Now, Annie is not your average lady in any sense. She’s almost comically nice and is Sheldon’s self-professed biggest fan, devoting much of her life to Misery Chastain’s adventures. Sheldon is at first grateful, then embarrassed by the flattery, and then he starts to sense a darkness in Annie. As his legs heal, he wants to call his agent and his daughter, but Annie says the phones are out, though the roads have been clear for over a week. She goes and buys Sheldon’s newest (and last) Misery novel and devours it. When she gets to the ending, she snaps. “You murdered her!” She reveals she’s never attempted to call anyone, nobody knows Sheldon is in her house, and she’s never going to let him out. It then becomes a fight for Sheldon to regain his strength and overcome his biggest fan.

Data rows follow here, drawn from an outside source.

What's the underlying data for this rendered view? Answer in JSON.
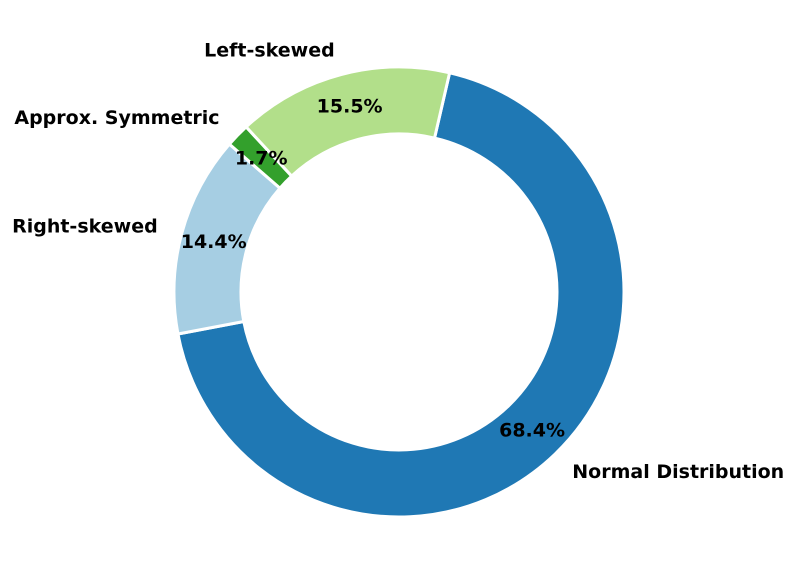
{
  "chart_data": {
    "type": "pie",
    "variant": "donut",
    "title": "",
    "categories": [
      "Normal Distribution",
      "Right-skewed",
      "Approx. Symmetric",
      "Left-skewed"
    ],
    "values": [
      68.4,
      14.4,
      1.7,
      15.5
    ],
    "percent_labels": [
      "68.4%",
      "14.4%",
      "1.7%",
      "15.5%"
    ],
    "colors": [
      "#1f78b4",
      "#a6cee3",
      "#33a02c",
      "#b2df8a"
    ],
    "slice_edge_color": "#ffffff",
    "legend": "none"
  }
}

Obviously, there’s some parallels in the story to King’s own life. Evidently, he wrote the 1987 novel–initially intending it to be credited to his pen name Richard Bachman–directly as a response to the public reaction to his 1984 novel, The Eyes of the Dragon, an epic-fantasy novel that fans rejected because it wasn’t the horror they were used to. And Misery benefits from this mixture of disdain and fear from the rabid portion of the fanbase, something any creative type can relate to.

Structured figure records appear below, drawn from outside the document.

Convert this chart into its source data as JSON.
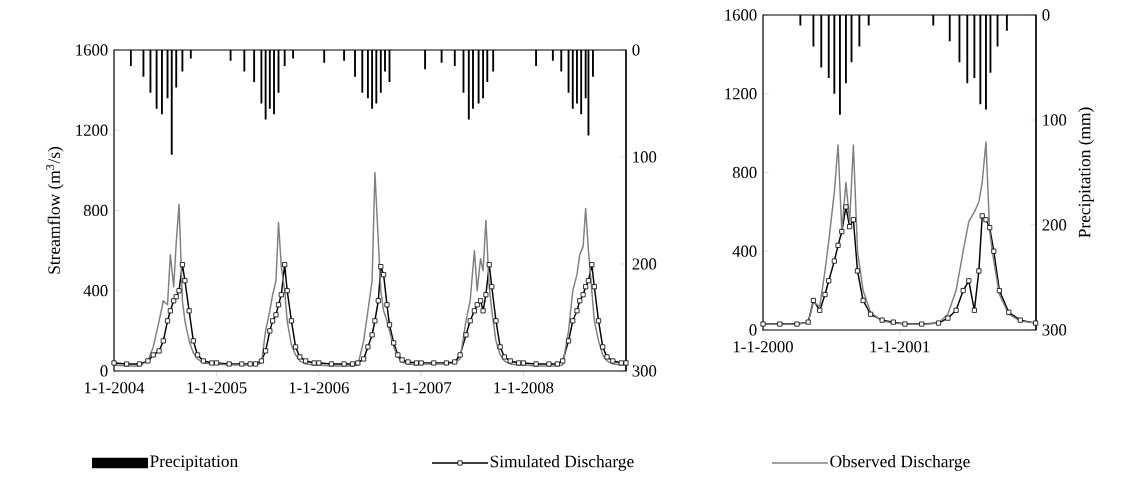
{
  "chart_data": [
    {
      "type": "line",
      "ylabel": "Streamflow  (m$^{3}$/s)",
      "legend": "bottom",
      "x": [
        "2004-01-01",
        "2004-02-15",
        "2004-04-01",
        "2004-05-01",
        "2004-05-20",
        "2004-06-10",
        "2004-06-25",
        "2004-07-10",
        "2004-07-20",
        "2004-08-01",
        "2004-08-10",
        "2004-08-20",
        "2004-09-01",
        "2004-09-10",
        "2004-09-25",
        "2004-10-10",
        "2004-10-25",
        "2004-11-15",
        "2004-12-15",
        "2005-01-01",
        "2005-02-15",
        "2005-04-01",
        "2005-05-01",
        "2005-05-20",
        "2005-06-10",
        "2005-06-25",
        "2005-07-10",
        "2005-07-20",
        "2005-08-01",
        "2005-08-10",
        "2005-08-20",
        "2005-09-01",
        "2005-09-10",
        "2005-09-25",
        "2005-10-10",
        "2005-10-25",
        "2005-11-15",
        "2005-12-15",
        "2006-01-01",
        "2006-02-15",
        "2006-04-01",
        "2006-05-01",
        "2006-05-20",
        "2006-06-10",
        "2006-06-25",
        "2006-07-10",
        "2006-07-20",
        "2006-08-01",
        "2006-08-10",
        "2006-08-20",
        "2006-09-01",
        "2006-09-10",
        "2006-09-25",
        "2006-10-10",
        "2006-10-25",
        "2006-11-15",
        "2006-12-15",
        "2007-01-01",
        "2007-02-15",
        "2007-04-01",
        "2007-05-01",
        "2007-05-20",
        "2007-06-10",
        "2007-06-25",
        "2007-07-10",
        "2007-07-20",
        "2007-08-01",
        "2007-08-10",
        "2007-08-20",
        "2007-09-01",
        "2007-09-10",
        "2007-09-25",
        "2007-10-10",
        "2007-10-25",
        "2007-11-15",
        "2007-12-15",
        "2008-01-01",
        "2008-02-15",
        "2008-04-01",
        "2008-05-01",
        "2008-05-20",
        "2008-06-10",
        "2008-06-25",
        "2008-07-10",
        "2008-07-20",
        "2008-08-01",
        "2008-08-10",
        "2008-08-20",
        "2008-09-01",
        "2008-09-10",
        "2008-09-25",
        "2008-10-10",
        "2008-10-25",
        "2008-11-15",
        "2008-12-15",
        "2009-01-01"
      ],
      "xlim": [
        "2004-01-01",
        "2009-01-01"
      ],
      "xticks": [
        {
          "value": "2004-01-01",
          "label": "1-1-2004"
        },
        {
          "value": "2005-01-01",
          "label": "1-1-2005"
        },
        {
          "value": "2006-01-01",
          "label": "1-1-2006"
        },
        {
          "value": "2007-01-01",
          "label": "1-1-2007"
        },
        {
          "value": "2008-01-01",
          "label": "1-1-2008"
        },
        {
          "value": "2009-01-01",
          "label": null
        }
      ],
      "ylim": [
        0,
        1600
      ],
      "yticks": [
        0,
        400,
        800,
        1200,
        1600
      ],
      "y2lim": [
        300,
        0
      ],
      "y2ticks": [
        0,
        100,
        200,
        300
      ],
      "series": [
        {
          "name": "Precipitation",
          "type": "bar",
          "axis": "y2",
          "color": "#000000",
          "x": [
            "2004-03-01",
            "2004-04-15",
            "2004-05-10",
            "2004-06-01",
            "2004-06-20",
            "2004-07-10",
            "2004-07-25",
            "2004-08-10",
            "2004-09-01",
            "2004-10-01",
            "2005-02-20",
            "2005-04-10",
            "2005-05-15",
            "2005-06-10",
            "2005-06-25",
            "2005-07-10",
            "2005-07-25",
            "2005-08-10",
            "2005-09-01",
            "2005-10-01",
            "2006-01-20",
            "2006-04-01",
            "2006-05-10",
            "2006-06-05",
            "2006-06-25",
            "2006-07-10",
            "2006-07-25",
            "2006-08-10",
            "2006-08-25",
            "2006-09-10",
            "2007-01-15",
            "2007-03-15",
            "2007-05-01",
            "2007-06-01",
            "2007-06-20",
            "2007-07-05",
            "2007-07-25",
            "2007-08-10",
            "2007-08-25",
            "2007-09-15",
            "2008-02-15",
            "2008-04-15",
            "2008-05-15",
            "2008-06-10",
            "2008-06-25",
            "2008-07-10",
            "2008-07-25",
            "2008-08-10",
            "2008-08-20",
            "2008-09-05"
          ],
          "values": [
            15,
            25,
            40,
            55,
            60,
            45,
            98,
            35,
            20,
            8,
            10,
            20,
            30,
            50,
            65,
            55,
            60,
            40,
            15,
            8,
            12,
            10,
            25,
            40,
            45,
            55,
            50,
            40,
            20,
            30,
            18,
            12,
            15,
            40,
            65,
            55,
            50,
            45,
            30,
            20,
            15,
            10,
            20,
            40,
            55,
            50,
            60,
            45,
            80,
            25
          ]
        },
        {
          "name": "Simulated Discharge",
          "color": "#000000",
          "marker": "square",
          "values": [
            40,
            35,
            35,
            50,
            80,
            100,
            150,
            250,
            300,
            350,
            370,
            400,
            530,
            450,
            300,
            150,
            80,
            50,
            40,
            40,
            35,
            35,
            35,
            35,
            50,
            100,
            200,
            250,
            280,
            330,
            380,
            530,
            400,
            250,
            120,
            70,
            50,
            40,
            40,
            35,
            35,
            35,
            40,
            60,
            120,
            180,
            250,
            350,
            520,
            480,
            330,
            230,
            140,
            80,
            55,
            45,
            40,
            40,
            40,
            40,
            45,
            80,
            180,
            250,
            300,
            330,
            350,
            300,
            380,
            530,
            420,
            250,
            120,
            70,
            50,
            40,
            40,
            35,
            35,
            35,
            50,
            150,
            250,
            300,
            350,
            380,
            420,
            450,
            530,
            420,
            250,
            120,
            70,
            50,
            40,
            40
          ]
        },
        {
          "name": "Observed Discharge",
          "color": "#808080",
          "values": [
            30,
            25,
            25,
            50,
            120,
            250,
            350,
            330,
            580,
            420,
            640,
            830,
            350,
            250,
            150,
            90,
            60,
            40,
            35,
            35,
            30,
            30,
            30,
            30,
            40,
            200,
            300,
            380,
            450,
            740,
            520,
            400,
            250,
            130,
            80,
            50,
            35,
            30,
            30,
            25,
            25,
            25,
            30,
            150,
            300,
            450,
            990,
            650,
            400,
            300,
            250,
            200,
            120,
            70,
            45,
            35,
            30,
            35,
            35,
            35,
            40,
            60,
            250,
            350,
            600,
            400,
            560,
            500,
            750,
            420,
            300,
            150,
            80,
            50,
            35,
            30,
            30,
            25,
            25,
            25,
            30,
            200,
            400,
            480,
            580,
            620,
            810,
            600,
            400,
            250,
            150,
            80,
            50,
            35,
            30,
            30
          ]
        }
      ]
    },
    {
      "type": "line",
      "y2label": "Precipitation (mm)",
      "x": [
        "2000-01-01",
        "2000-02-15",
        "2000-04-01",
        "2000-05-01",
        "2000-05-15",
        "2000-06-01",
        "2000-06-15",
        "2000-06-25",
        "2000-07-10",
        "2000-07-20",
        "2000-07-30",
        "2000-08-10",
        "2000-08-20",
        "2000-08-30",
        "2000-09-10",
        "2000-09-25",
        "2000-10-15",
        "2000-11-15",
        "2000-12-15",
        "2001-01-15",
        "2001-03-01",
        "2001-04-15",
        "2001-05-10",
        "2001-06-01",
        "2001-06-20",
        "2001-07-05",
        "2001-07-20",
        "2001-08-01",
        "2001-08-10",
        "2001-08-20",
        "2001-08-30",
        "2001-09-10",
        "2001-09-25",
        "2001-10-20",
        "2001-11-20",
        "2001-12-31"
      ],
      "xlim": [
        "2000-01-01",
        "2002-01-01"
      ],
      "xticks": [
        {
          "value": "2000-01-01",
          "label": "1-1-2000"
        },
        {
          "value": "2001-01-01",
          "label": "1-1-2001"
        },
        {
          "value": "2002-01-01",
          "label": null
        }
      ],
      "ylim": [
        0,
        1600
      ],
      "yticks": [
        0,
        400,
        800,
        1200,
        1600
      ],
      "y2lim": [
        300,
        0
      ],
      "y2ticks": [
        0,
        100,
        200,
        300
      ],
      "series": [
        {
          "type": "bar",
          "axis": "y2",
          "color": "#000000",
          "x": [
            "2000-04-10",
            "2000-05-15",
            "2000-06-05",
            "2000-06-25",
            "2000-07-10",
            "2000-07-25",
            "2000-08-10",
            "2000-08-25",
            "2000-09-15",
            "2000-10-10",
            "2001-04-01",
            "2001-05-15",
            "2001-06-10",
            "2001-07-01",
            "2001-07-20",
            "2001-08-05",
            "2001-08-20",
            "2001-09-01",
            "2001-09-20",
            "2001-10-15"
          ],
          "values": [
            10,
            30,
            50,
            60,
            75,
            95,
            65,
            45,
            30,
            10,
            10,
            25,
            45,
            65,
            60,
            85,
            90,
            55,
            30,
            15
          ]
        },
        {
          "color": "#000000",
          "marker": "square",
          "values": [
            30,
            30,
            30,
            40,
            150,
            100,
            180,
            250,
            350,
            430,
            500,
            625,
            525,
            560,
            300,
            150,
            80,
            50,
            40,
            30,
            30,
            35,
            60,
            100,
            200,
            250,
            100,
            300,
            580,
            560,
            520,
            400,
            200,
            90,
            50,
            35
          ]
        },
        {
          "color": "#808080",
          "values": [
            30,
            28,
            28,
            40,
            140,
            120,
            300,
            450,
            700,
            940,
            500,
            750,
            550,
            940,
            400,
            200,
            90,
            45,
            35,
            30,
            28,
            35,
            80,
            200,
            400,
            550,
            600,
            650,
            750,
            955,
            500,
            350,
            180,
            80,
            45,
            35
          ]
        }
      ]
    }
  ]
}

There’s a degree of humor in the movie I certainly wasn’t expecting. Caan’s reaction to almost everything Bates says is a big, over-the-top placation but whenever she turns her back or leaves the room, he has some snide comment that always made me laugh. There’s also a lot of humor to be mined from the B-plot of the film, in which local sheriff Buster (Richard Farnsworth) and his wife/deputy Virginia (Frances Sternhagen) have banter while attempting to search for Sheldon. It’s their investigation that creates a lot of the tension in the movie, since we know the writer’s salvation is tantalizingly close, but may as well be a thousand miles away.

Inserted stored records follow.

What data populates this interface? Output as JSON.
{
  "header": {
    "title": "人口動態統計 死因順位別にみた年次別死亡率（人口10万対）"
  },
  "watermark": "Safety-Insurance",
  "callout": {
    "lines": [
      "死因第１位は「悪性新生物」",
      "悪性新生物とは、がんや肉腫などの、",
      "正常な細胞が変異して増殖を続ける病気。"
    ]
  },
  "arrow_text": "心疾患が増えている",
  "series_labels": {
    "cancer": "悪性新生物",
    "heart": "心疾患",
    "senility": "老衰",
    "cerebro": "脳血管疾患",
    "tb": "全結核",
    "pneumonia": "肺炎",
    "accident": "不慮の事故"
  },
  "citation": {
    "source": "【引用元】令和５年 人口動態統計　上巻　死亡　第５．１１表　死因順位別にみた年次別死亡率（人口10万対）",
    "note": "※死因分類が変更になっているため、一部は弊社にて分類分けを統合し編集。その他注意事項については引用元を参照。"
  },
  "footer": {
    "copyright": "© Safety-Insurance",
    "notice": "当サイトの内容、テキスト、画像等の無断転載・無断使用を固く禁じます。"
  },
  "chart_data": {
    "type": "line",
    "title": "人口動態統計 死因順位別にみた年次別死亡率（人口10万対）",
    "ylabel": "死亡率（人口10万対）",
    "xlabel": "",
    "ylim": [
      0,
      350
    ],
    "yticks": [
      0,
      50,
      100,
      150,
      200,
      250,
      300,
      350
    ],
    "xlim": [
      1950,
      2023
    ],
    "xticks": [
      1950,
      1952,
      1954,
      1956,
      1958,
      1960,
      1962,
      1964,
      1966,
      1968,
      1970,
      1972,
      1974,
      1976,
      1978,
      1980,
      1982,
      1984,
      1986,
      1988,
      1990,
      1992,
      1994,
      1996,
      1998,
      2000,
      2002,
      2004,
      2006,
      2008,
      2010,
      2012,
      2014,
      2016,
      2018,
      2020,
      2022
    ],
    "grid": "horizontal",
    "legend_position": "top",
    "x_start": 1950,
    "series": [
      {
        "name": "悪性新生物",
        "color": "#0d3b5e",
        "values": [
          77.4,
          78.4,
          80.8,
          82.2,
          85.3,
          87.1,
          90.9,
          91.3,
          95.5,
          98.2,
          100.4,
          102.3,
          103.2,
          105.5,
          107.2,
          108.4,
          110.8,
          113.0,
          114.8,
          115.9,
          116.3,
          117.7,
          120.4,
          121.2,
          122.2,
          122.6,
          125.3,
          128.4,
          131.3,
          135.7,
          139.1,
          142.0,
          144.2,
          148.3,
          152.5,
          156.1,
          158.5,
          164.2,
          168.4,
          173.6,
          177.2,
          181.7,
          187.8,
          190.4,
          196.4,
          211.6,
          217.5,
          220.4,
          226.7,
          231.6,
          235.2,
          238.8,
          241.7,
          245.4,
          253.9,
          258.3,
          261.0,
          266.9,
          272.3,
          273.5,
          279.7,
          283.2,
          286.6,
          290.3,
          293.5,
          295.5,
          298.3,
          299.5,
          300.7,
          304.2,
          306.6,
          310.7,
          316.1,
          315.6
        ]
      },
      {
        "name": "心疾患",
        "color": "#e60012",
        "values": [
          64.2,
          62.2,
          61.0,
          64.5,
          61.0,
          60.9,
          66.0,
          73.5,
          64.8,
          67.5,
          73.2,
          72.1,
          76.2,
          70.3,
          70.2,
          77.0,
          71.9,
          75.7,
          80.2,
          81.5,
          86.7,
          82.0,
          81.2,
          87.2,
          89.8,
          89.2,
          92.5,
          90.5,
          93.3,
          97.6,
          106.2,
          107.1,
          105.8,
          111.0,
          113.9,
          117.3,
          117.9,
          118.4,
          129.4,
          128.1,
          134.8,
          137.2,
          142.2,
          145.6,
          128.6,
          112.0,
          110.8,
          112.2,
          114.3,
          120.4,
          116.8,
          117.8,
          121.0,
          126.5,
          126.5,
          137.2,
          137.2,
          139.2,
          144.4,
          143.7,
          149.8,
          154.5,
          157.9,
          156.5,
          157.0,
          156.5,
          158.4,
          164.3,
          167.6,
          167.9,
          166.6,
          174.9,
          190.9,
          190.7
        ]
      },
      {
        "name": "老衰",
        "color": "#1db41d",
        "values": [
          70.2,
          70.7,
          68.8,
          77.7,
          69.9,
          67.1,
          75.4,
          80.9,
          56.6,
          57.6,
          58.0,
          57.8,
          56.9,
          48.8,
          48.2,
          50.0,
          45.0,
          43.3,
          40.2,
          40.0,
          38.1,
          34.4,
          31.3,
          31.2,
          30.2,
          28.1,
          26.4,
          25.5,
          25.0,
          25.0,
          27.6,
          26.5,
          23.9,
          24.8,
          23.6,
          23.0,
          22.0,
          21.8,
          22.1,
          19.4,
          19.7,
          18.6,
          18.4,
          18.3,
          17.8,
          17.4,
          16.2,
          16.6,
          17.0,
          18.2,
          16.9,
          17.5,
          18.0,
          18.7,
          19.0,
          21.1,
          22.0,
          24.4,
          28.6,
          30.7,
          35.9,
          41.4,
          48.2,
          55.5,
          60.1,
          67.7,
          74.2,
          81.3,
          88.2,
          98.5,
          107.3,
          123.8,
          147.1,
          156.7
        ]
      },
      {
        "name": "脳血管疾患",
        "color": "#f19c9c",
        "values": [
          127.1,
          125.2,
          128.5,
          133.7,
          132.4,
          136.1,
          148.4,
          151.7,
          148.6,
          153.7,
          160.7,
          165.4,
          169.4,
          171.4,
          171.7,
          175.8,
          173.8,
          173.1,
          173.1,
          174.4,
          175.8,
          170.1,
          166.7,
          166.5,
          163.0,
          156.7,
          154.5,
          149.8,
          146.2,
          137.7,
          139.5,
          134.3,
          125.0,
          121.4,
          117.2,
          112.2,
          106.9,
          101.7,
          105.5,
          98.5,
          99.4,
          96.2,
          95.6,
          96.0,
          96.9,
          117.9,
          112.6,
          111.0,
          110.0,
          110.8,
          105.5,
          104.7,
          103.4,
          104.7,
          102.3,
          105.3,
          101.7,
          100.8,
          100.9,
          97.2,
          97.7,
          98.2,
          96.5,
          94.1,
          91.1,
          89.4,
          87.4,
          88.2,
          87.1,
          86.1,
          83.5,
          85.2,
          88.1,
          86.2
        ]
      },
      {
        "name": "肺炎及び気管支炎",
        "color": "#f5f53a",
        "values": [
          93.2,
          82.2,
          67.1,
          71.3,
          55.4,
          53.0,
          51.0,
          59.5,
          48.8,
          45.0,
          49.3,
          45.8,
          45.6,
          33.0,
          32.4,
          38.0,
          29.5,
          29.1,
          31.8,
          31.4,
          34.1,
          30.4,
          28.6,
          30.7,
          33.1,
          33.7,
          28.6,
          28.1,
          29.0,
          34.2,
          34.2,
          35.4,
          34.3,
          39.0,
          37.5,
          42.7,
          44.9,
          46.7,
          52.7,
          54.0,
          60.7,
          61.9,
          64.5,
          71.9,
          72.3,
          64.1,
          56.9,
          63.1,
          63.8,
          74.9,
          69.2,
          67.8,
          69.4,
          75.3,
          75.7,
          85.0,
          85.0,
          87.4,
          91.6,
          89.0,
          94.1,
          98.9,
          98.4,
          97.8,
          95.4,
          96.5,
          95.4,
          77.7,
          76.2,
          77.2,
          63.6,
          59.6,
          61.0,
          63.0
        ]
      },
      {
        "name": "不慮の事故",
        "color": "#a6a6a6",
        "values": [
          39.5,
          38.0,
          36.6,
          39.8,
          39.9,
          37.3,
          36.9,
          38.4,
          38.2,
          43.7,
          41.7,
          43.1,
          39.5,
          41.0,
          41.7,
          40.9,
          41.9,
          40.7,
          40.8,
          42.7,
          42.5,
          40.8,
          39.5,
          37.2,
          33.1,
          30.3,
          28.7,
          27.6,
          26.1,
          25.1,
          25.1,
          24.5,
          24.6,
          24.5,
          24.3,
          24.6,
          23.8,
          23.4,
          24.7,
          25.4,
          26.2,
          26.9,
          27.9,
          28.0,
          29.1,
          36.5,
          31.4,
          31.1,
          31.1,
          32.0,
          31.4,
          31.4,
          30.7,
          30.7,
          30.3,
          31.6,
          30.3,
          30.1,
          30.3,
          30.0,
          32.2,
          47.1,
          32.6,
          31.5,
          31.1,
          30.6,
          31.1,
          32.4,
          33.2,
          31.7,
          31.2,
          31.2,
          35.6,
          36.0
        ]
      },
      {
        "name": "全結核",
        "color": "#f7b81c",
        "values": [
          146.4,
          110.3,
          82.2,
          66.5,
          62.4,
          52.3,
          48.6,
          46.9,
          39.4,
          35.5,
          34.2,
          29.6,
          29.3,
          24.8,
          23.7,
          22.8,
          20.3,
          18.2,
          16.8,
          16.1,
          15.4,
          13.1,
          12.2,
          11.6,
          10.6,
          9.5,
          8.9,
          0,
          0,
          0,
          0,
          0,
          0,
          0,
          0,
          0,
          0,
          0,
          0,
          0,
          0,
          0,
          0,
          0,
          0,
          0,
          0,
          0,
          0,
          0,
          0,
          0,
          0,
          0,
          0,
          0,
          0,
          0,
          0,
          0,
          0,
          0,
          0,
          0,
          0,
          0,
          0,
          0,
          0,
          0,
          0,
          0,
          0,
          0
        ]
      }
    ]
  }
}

Bates’ performance was rightfully lauded at the time–she won an Oscar and everything–and it should be remembered now. It’s astonishingly good, threading the needle between charmingly quirky and dangerously unhinged. Her rant about old movie serials cheating the audience with their cliffhangers remains a bonkers piece of acting. “He didn’t get out of the cock-a-doodie car!” will haunt my dreams. Caan’s performance is also quite good, and he has the thankless task of being the “victim” in the movie and writhing around in agony a lot. For the most part, this movie works the best when it’s just long scenes between these two.

Ultimately, though, there were moments in the movie that, like Annie’s dismay at writerly cheats, I can’t help but think were screenwriter William Goldman and director Rob Reiner trying to get away with something. Pieces of information that create great suspense are dropped for long stretches of time and then brought back seemingly in the wrong place. The hobbling scene is brilliant in isolation but it doesn’t seem to have any effect going forward; Sheldon never makes mention of his legs getting better, to the point of him starting to walk, and the very next scene after it, he’s just in the wheelchair with his feet perfectly straight. And don’t get me started on Buster. King was annoyed at Stanley Kubrick’s treatment of Dick Halloran in The Shining movie, and Buster (a character not really in the novel) gets much the same treatment.

Those odd quibbles aside, Misery is highly entertaining, and very funny despite the macabre atmosphere. The special edition Blu-ray from Scream Factory makes the movie look and sound phenomenal, and gives us a bevy of features from old editions, as well as new interviews with director Reiner and special effects supervisor Greg Nicotero. This is a must-buy for King fanatics, and really fans of amazing performances.